Rating by category works when you have a lot of clarity about what is important (as in the seven characteristics of managers), or a ladder that is well-written to support this. But it does have its downsides, and these will become apparent when you try to put this into practice. People are not easy to put into boxes. You may have a manager that is incredibly weak in one area and incredibly strong in another. Does this average out? Or are they actually underperforming, because their weak area is so essential that it means they aren’t doing their job? Or on the flip side, are they over-performing because, for this role and team, the weak area doesn’t matter so much? Now you have to add judgment into the mix.

It’s also hard to apply this model when you have a team of people who all have somewhat different jobs. It’s very hard to write level criteria that works well for both front-end and back-end engineers, let alone systems specialists, reliability engineers, and DBAs. Then add in the fact that you may be managing someone who is in a bespoke role, say developer relations or technical writing. Now you may not have enough data points to make sure that you are rating the person fairly, because there is really no one else for you to compare them to.

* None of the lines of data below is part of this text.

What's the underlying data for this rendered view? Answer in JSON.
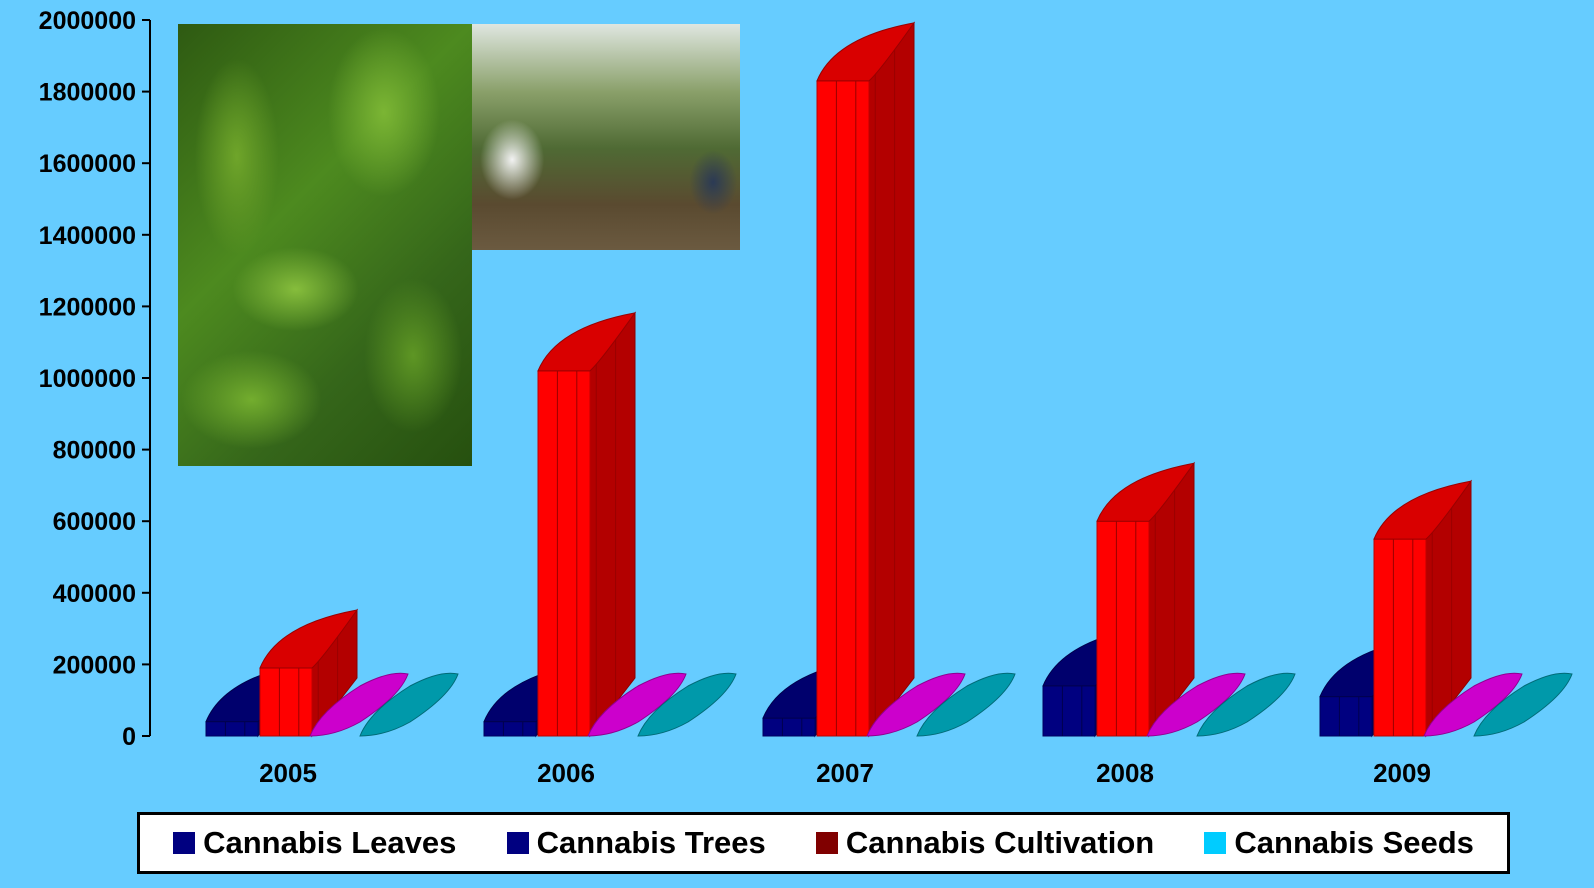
{
  "chart_data": {
    "type": "bar",
    "categories": [
      "2005",
      "2006",
      "2007",
      "2008",
      "2009"
    ],
    "ylim": [
      0,
      2000000
    ],
    "yticks": [
      "0",
      "200000",
      "400000",
      "600000",
      "800000",
      "1000000",
      "1200000",
      "1400000",
      "1600000",
      "1800000",
      "2000000"
    ],
    "series": [
      {
        "name": "Cannabis Leaves",
        "color": "#000080",
        "values": [
          40000,
          40000,
          50000,
          140000,
          110000
        ]
      },
      {
        "name": "Cannabis Trees",
        "color": "#000080",
        "values": [
          0,
          0,
          0,
          0,
          0
        ]
      },
      {
        "name": "Cannabis Cultivation",
        "color": "#FF0000",
        "values": [
          190000,
          1020000,
          1830000,
          600000,
          550000
        ]
      },
      {
        "name": "Cannabis Seeds",
        "color": "#00CCFF",
        "values": [
          0,
          0,
          0,
          0,
          0
        ]
      }
    ],
    "series_colors_rendered": {
      "pink_floor": "#CC00CC",
      "teal_floor": "#0099AA"
    },
    "grid": false,
    "legend_position": "bottom",
    "legend_swatch_colors": [
      "#000080",
      "#000080",
      "#800000",
      "#00CCFF"
    ]
  }
}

The final component has to be your own judgment

This brings us to the final aspect of performance rating: manager judgment. As with all things in the world of people management, there is no perfect algorithm you can apply to ensure total fairness and accuracy. You do not want to set yourself up to deny good ratings to people doing good work when they don’t fit perfectly in a box, or when they had all of their goals upended by a strategic shakeup halfway through the year. But you also don’t want to unfairly reward or punish people through an arbitrary process that relies on how much you like or dislike them.

Setting clarity at the beginning of the performance evaluation period via goal-setting and job alignment is important because it gives your employees a clearer idea of what they are going to be evaluated against. Breaking roles down into components and rating each person against each component helps you consider a balanced picture of someone’s strengths and weaknesses across the areas that matter. But ultimately, these inputs are merely some of the data you need, and you must consider the full picture of their work against the ever-changing requirements and challenges of your workplace. 

The most interesting and useful part of this exercise is comparing what you get from this data against your gut reaction to the rating you think someone should get. If you are open-minded, the data will show you that you’re off both high and low in different cases. 

This is an opportunity for you to broaden your thinking: what aspects of this role are really important but unstated in our level guidelines? It will force you to postmortem your own leadership: how did we miss on the goals here so badly? And sometimes, it will force you to acknowledge your own bias: why do I always want to give this kind of person a lower rating even though objectively their work looks as good as this other kind of person? 

Your own ratings are rarely the final step. Most companies force an alignment across teams and managers via a calibration exercise in order to ensure ratings are fairly applied across the company. But if you spend good time upfront getting very clear in your own mind the rating you believe someone deserves, and the reasoning behind that rating, you are well-prepared to go into that calibration exercise and defend your ratings with thoughtfulness and care. And you want to be prepared, because once the rating is set, you’ll have what might be the hardest conversation of all: the one where you share the rating with the employee.